The intense micromanagement of general practices by NHS England since the start of the Covid-19 pandemic in early 2020 has shattered the illusion that NHS general practitioners are truly “independent”. For example, during the pandemic, NHS general practices have often received weekly updates from NHS England on how they should provide primary care services. The opening hours and working arrangements of general practices are also highly regulated by NHS England. And general practitioners are not independent contractors in the same way that professionals working in other fields or indeed primary care physicians working overseas would recognise. General practitioners are not even able to offer private medical services to their patients in the same way as NHS Trusts or dentists are able to do. In effect, they have all the disadvantages of being self-employed contractors and none of the benefits of being NHS employees.
For more than a decade, primary care in England has suffered from under-investment, and a lack of key staff such as general practitioners and practice nurses. The NHS hospital sector in contrast – although it also has its problems – has seen its funding and medical staffing increase at a much quicker rate than in NHS primary care. And yet despite this, more NHS work continues to be shifted to primary care without being followed by a commensurate increase in funding and staffing.

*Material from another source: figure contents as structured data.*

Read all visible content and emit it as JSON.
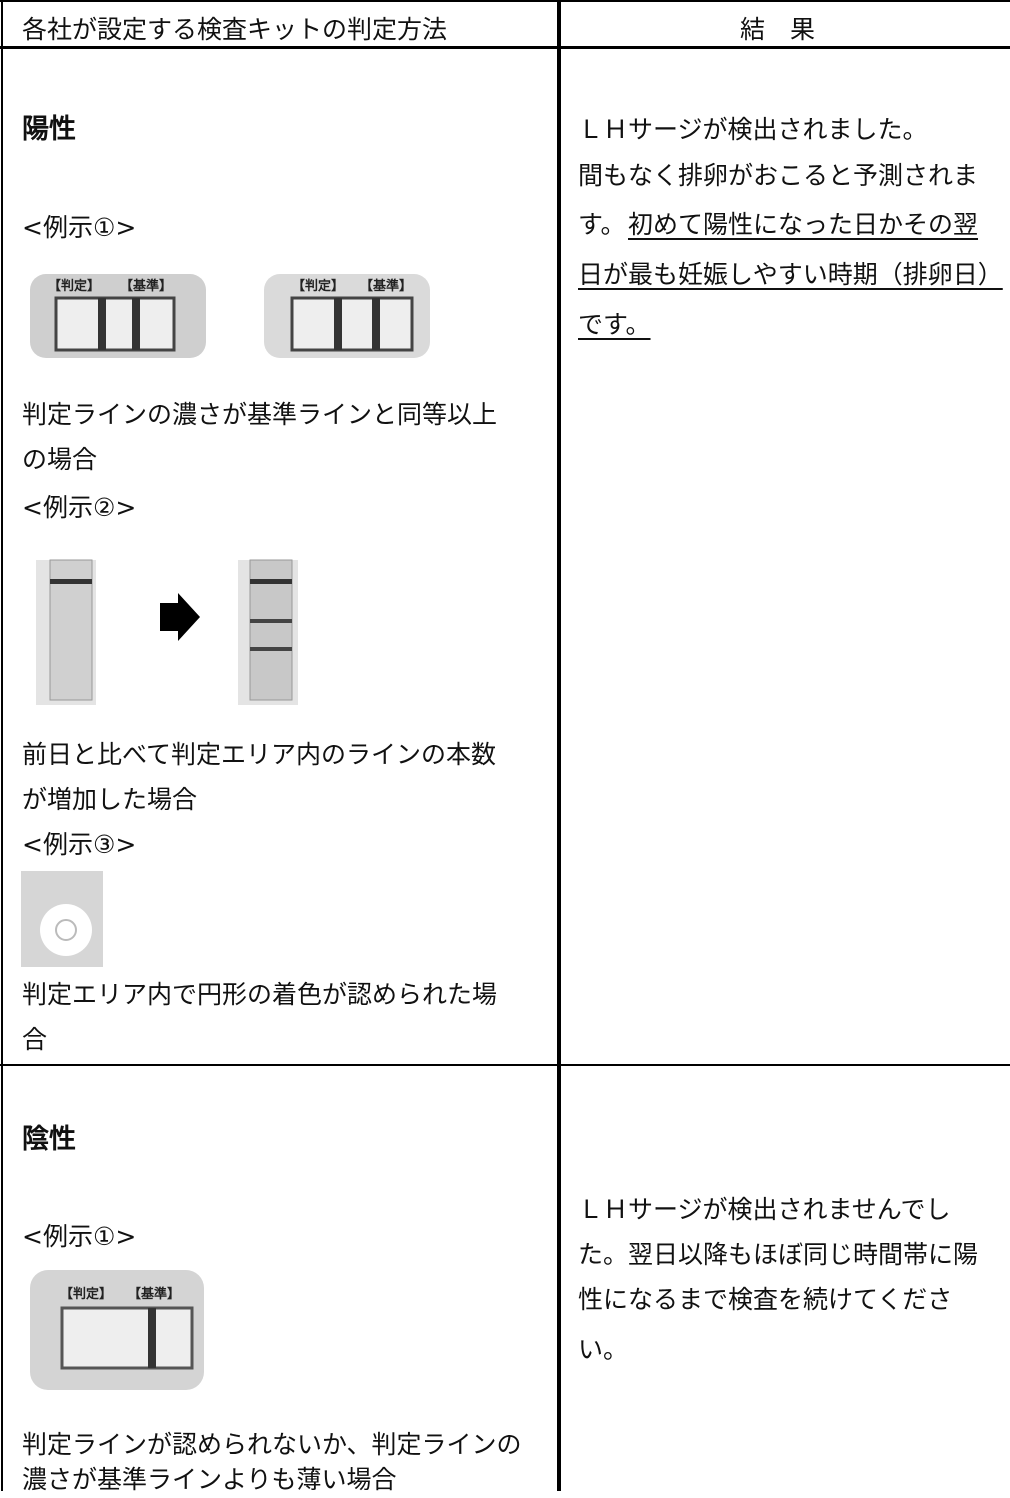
{
  "table": {
    "header": [
      "各社が設定する検査キットの判定方法",
      "結　果"
    ],
    "kit_labels": [
      "【判定】",
      "【基準】"
    ],
    "rows": [
      {
        "method": {
          "heading": "陽性",
          "examples": [
            {
              "label": "<例示①>",
              "caption": [
                "判定ラインの濃さが基準ラインと同等以上",
                "の場合"
              ]
            },
            {
              "label": "<例示②>",
              "caption": [
                "前日と比べて判定エリア内のラインの本数",
                "が増加した場合"
              ]
            },
            {
              "label": "<例示③>",
              "caption": [
                "判定エリア内で円形の着色が認められた場",
                "合"
              ]
            }
          ]
        },
        "result": {
          "lines": [
            "ＬＨサージが検出されました。",
            "間もなく排卵がおこると予測されま",
            "す。"
          ],
          "underlined_lines": [
            "初めて陽性になった日かその翌",
            "日が最も妊娠しやすい時期（排卵日）",
            "です。"
          ]
        }
      },
      {
        "method": {
          "heading": "陰性",
          "examples": [
            {
              "label": "<例示①>",
              "caption": [
                "判定ラインが認められないか、判定ラインの",
                "濃さが基準ラインよりも薄い場合"
              ]
            }
          ]
        },
        "result": {
          "lines": [
            "ＬＨサージが検出されませんでし",
            "た。翌日以降もほぼ同じ時間帯に陽",
            "性になるまで検査を続けてくださ",
            "い。"
          ]
        }
      }
    ]
  }
}
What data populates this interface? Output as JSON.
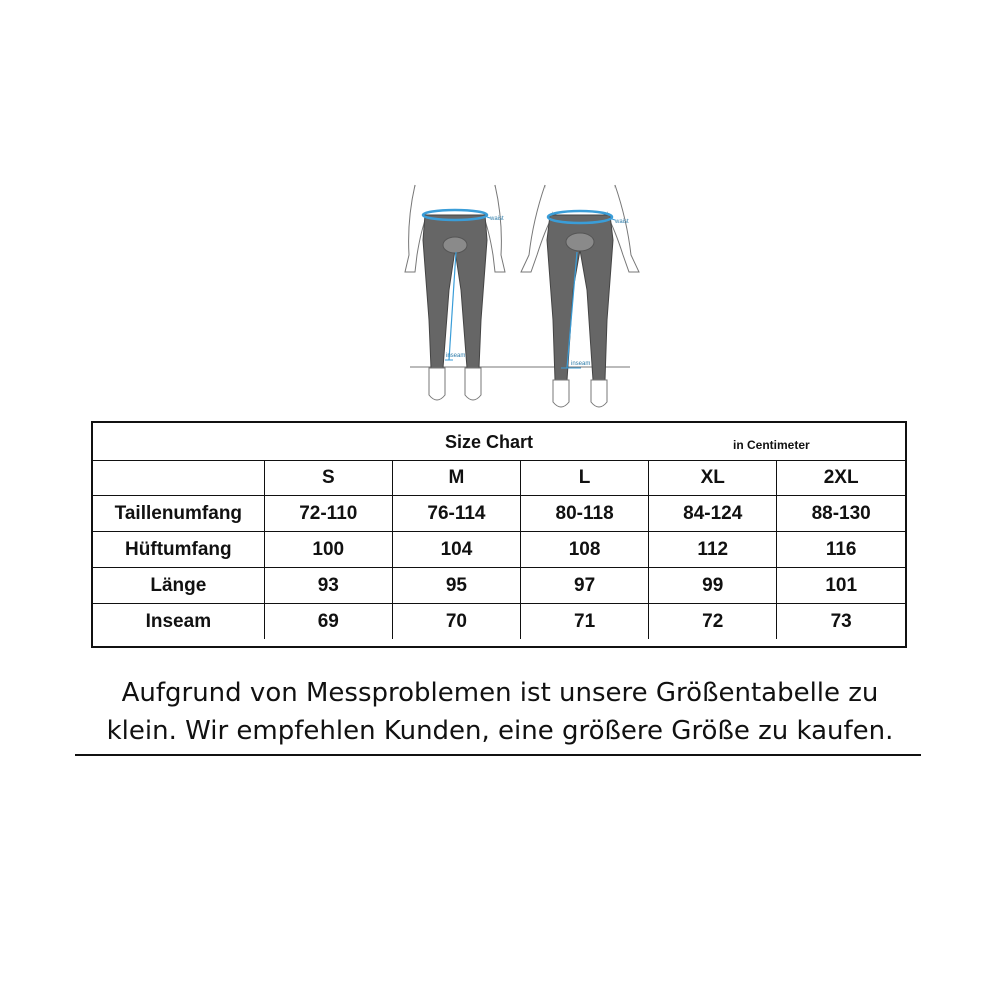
{
  "illustration": {
    "waist_label": "waist",
    "inseam_label": "inseam",
    "accent_color": "#3a9dd8"
  },
  "chart": {
    "title": "Size Chart",
    "unit": "in Centimeter",
    "sizes": [
      "S",
      "M",
      "L",
      "XL",
      "2XL"
    ],
    "rows": [
      {
        "label": "Taillenumfang",
        "values": [
          "72-110",
          "76-114",
          "80-118",
          "84-124",
          "88-130"
        ]
      },
      {
        "label": "Hüftumfang",
        "values": [
          "100",
          "104",
          "108",
          "112",
          "116"
        ]
      },
      {
        "label": "Länge",
        "values": [
          "93",
          "95",
          "97",
          "99",
          "101"
        ]
      },
      {
        "label": "Inseam",
        "values": [
          "69",
          "70",
          "71",
          "72",
          "73"
        ]
      }
    ]
  },
  "notice": {
    "line1": "Aufgrund von Messproblemen ist unsere Größentabelle zu",
    "line2": "klein. Wir empfehlen Kunden, eine größere Größe zu kaufen."
  }
}
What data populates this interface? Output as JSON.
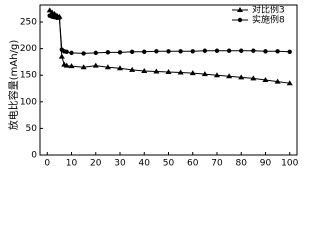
{
  "chart_data": {
    "type": "line",
    "y_label": "放电比容量(mAh/g)",
    "x": [
      1,
      2,
      3,
      4,
      5,
      6,
      7,
      8,
      10,
      15,
      20,
      25,
      30,
      35,
      40,
      45,
      50,
      55,
      60,
      65,
      70,
      75,
      80,
      85,
      90,
      95,
      100
    ],
    "series": [
      {
        "name": "对比例3",
        "color": "#000000",
        "marker": "triangle",
        "values": [
          272,
          268,
          265,
          262,
          260,
          185,
          170,
          168,
          167,
          165,
          168,
          165,
          163,
          160,
          158,
          157,
          156,
          155,
          154,
          152,
          150,
          148,
          146,
          144,
          141,
          138,
          135
        ]
      },
      {
        "name": "实施例8",
        "color": "#000000",
        "marker": "circle",
        "values": [
          262,
          260,
          259,
          258,
          258,
          198,
          195,
          194,
          192,
          191,
          192,
          193,
          193,
          194,
          194,
          195,
          195,
          195,
          195,
          196,
          196,
          196,
          196,
          196,
          195,
          195,
          194
        ]
      }
    ],
    "xlim": [
      -3,
      103
    ],
    "xticks": [
      0,
      10,
      20,
      30,
      40,
      50,
      60,
      70,
      80,
      90,
      100
    ],
    "ylim": [
      0,
      282
    ],
    "yticks": [
      0,
      50,
      100,
      150,
      200,
      250
    ],
    "legend": "upper right"
  }
}
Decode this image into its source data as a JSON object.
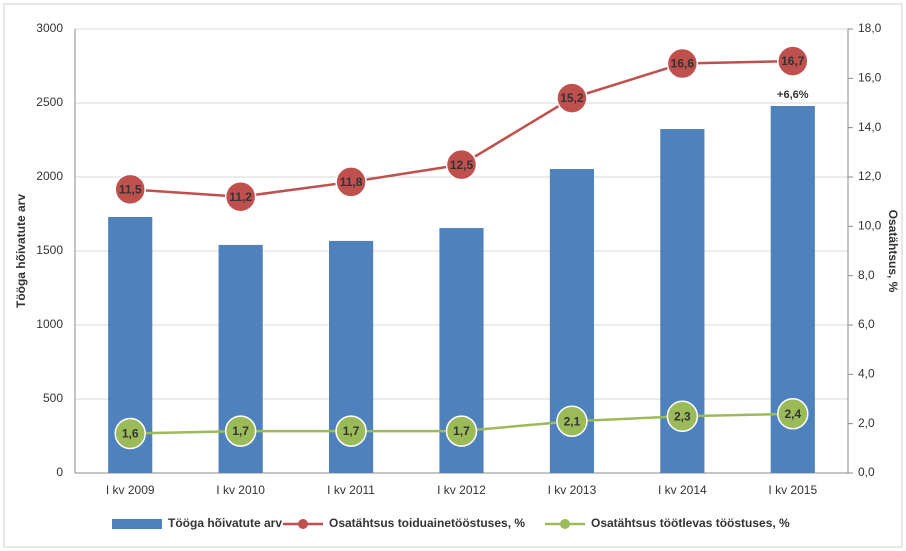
{
  "chart_data": {
    "type": "bar",
    "categories": [
      "I kv 2009",
      "I kv 2010",
      "I kv 2011",
      "I kv 2012",
      "I kv 2013",
      "I kv 2014",
      "I kv 2015"
    ],
    "series": [
      {
        "name": "Tööga hõivatute arv",
        "type": "bar",
        "color": "#4f81bd",
        "values": [
          1730,
          1541,
          1568,
          1655,
          2054,
          2324,
          2480
        ]
      },
      {
        "name": "Osatähtsus toiduainetööstuses, %",
        "type": "line",
        "axis": "y2",
        "color": "#c0504d",
        "values": [
          11.5,
          11.2,
          11.8,
          12.5,
          15.2,
          16.6,
          16.7
        ],
        "value_labels": [
          "11,5",
          "11,2",
          "11,8",
          "12,5",
          "15,2",
          "16,6",
          "16,7"
        ]
      },
      {
        "name": "Osatähtsus töötlevas tööstuses, %",
        "type": "line",
        "axis": "y2",
        "color": "#9bbb59",
        "values": [
          1.6,
          1.7,
          1.7,
          1.7,
          2.1,
          2.3,
          2.4
        ],
        "value_labels": [
          "1,6",
          "1,7",
          "1,7",
          "1,7",
          "2,1",
          "2,3",
          "2,4"
        ]
      }
    ],
    "annotations": [
      "+6,6%"
    ],
    "ylabel": "Tööga hõivatute arv",
    "y2label": "Osatähtsus, %",
    "ylim": [
      0,
      3000
    ],
    "yticks": [
      0,
      500,
      1000,
      1500,
      2000,
      2500,
      3000
    ],
    "y2lim": [
      0,
      18
    ],
    "y2ticks": [
      {
        "value": 0,
        "label": "0,0"
      },
      {
        "value": 2,
        "label": "2,0"
      },
      {
        "value": 4,
        "label": "4,0"
      },
      {
        "value": 6,
        "label": "6,0"
      },
      {
        "value": 8,
        "label": "8,0"
      },
      {
        "value": 10,
        "label": "10,0"
      },
      {
        "value": 12,
        "label": "12,0"
      },
      {
        "value": 14,
        "label": "14,0"
      },
      {
        "value": 16,
        "label": "16,0"
      },
      {
        "value": 18,
        "label": "18,0"
      }
    ],
    "grid": true,
    "legend": "bottom"
  }
}
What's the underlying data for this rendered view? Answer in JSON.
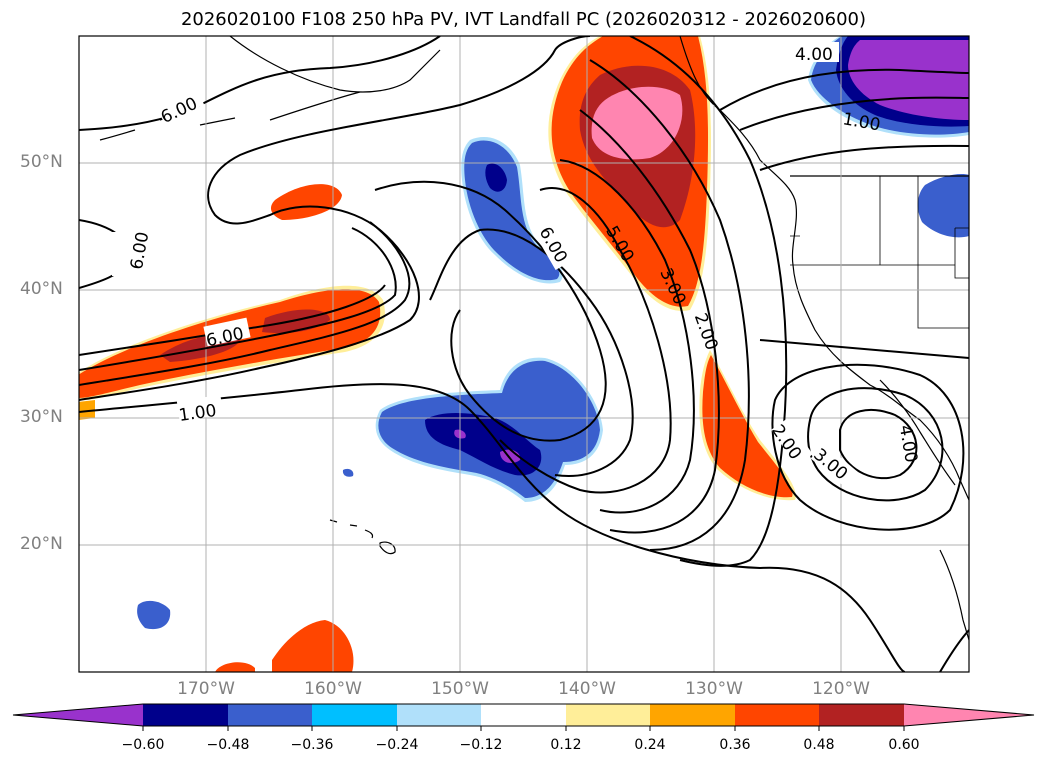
{
  "title": "2026020100 F108 250 hPa PV, IVT Landfall PC (2026020312 - 2026020600)",
  "map": {
    "lat_labels": [
      "50°N",
      "40°N",
      "30°N",
      "20°N"
    ],
    "lon_labels": [
      "170°W",
      "160°W",
      "150°W",
      "140°W",
      "130°W",
      "120°W"
    ],
    "contour_labels": [
      "6.00",
      "6.00",
      "6.00",
      "6.00",
      "5.00",
      "3.00",
      "2.00",
      "1.00",
      "4.00",
      "1.00",
      "2.00",
      "3.00",
      "4.00"
    ],
    "contour_color": "#000000",
    "positive_colors": [
      "#ffee99",
      "#ffa500",
      "#ff4500",
      "#b22222",
      "#ff85b0"
    ],
    "negative_colors": [
      "#b0e0fa",
      "#00bfff",
      "#3a5fcd",
      "#00008b",
      "#9932cc"
    ]
  },
  "colorbar": {
    "tick_labels": [
      "−0.60",
      "−0.48",
      "−0.36",
      "−0.24",
      "−0.12",
      "0.12",
      "0.24",
      "0.36",
      "0.48",
      "0.60"
    ],
    "bins": [
      {
        "color": "#9932cc"
      },
      {
        "color": "#00008b"
      },
      {
        "color": "#3a5fcd"
      },
      {
        "color": "#00bfff"
      },
      {
        "color": "#b0e0fa"
      },
      {
        "color": "#ffffff"
      },
      {
        "color": "#ffee99"
      },
      {
        "color": "#ffa500"
      },
      {
        "color": "#ff4500"
      },
      {
        "color": "#b22222"
      },
      {
        "color": "#ff85b0"
      }
    ]
  }
}
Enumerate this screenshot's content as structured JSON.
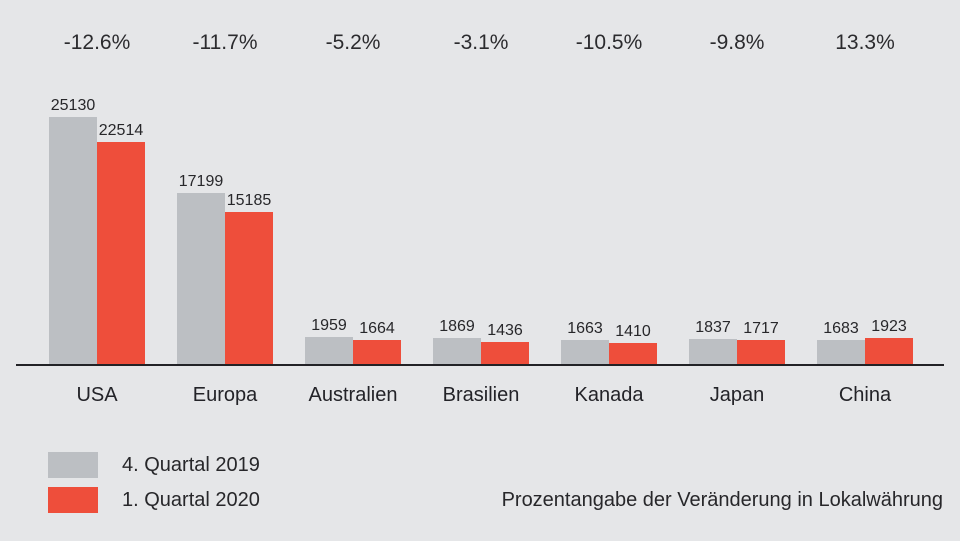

Attempts by NHS England to prevent this – such as the introduction of the NHS Hospital Contract – have failed. It’s very clear that NHS England is not going to invest adequately in the current independent contractor model of general practice, making being a GP Partner increasingly unattractive for younger general practitioners. It’s time therefore to look seriously at the alternative – GPs becoming salaried employees of the NHS.
Of course, being employed by the NHS is not a panacea. Many NHS staff employed by NHS Trusts suffer from stress and over-work, just like those working in primary care. But they are not personally responsible for the ownership of their employing organisations, and their income does not depend on how well their organisation performs financially. Their working hours are also better regulated than those of self-employed GPs.
If GPs had employment contracts similar to those of NHS consultants, they could then have job plans with time allocated for activities such as quality improvement, NHS management, teaching, training, and research. Currently, these activities are often done on top of their regular working hours. Working in organisations that employed large numbers of GPs would also create opportunities for a better career structure. For example, it may be possible to create posts for GPs who specialise in areas such as the care of the elderly or in child health; and for GPs who take on clinical leadership, quality improvement and NHS management roles in addition to a clinical role.
Finally, GPs becoming NHS employees would make NHS England directly responsible for the delivery of primary care services, in the same way they already are for specialist services. It would be the responsibility of NHS England – not GPs – to ensure that patients had timely access to a comprehensive range of high-quality primary care services and the infrastructure needed to deliver this care.
An increasing proportion of NHS GPs are already salaried. The future for GPs therefore looks to be heading in this direction. The question for GPs is do they want to be employed by the NHS with similar terms of employment to consultants; or do they want to be employed by private companies and “mega-partnerships” with the inevitable variability in terms of employment that they will offer?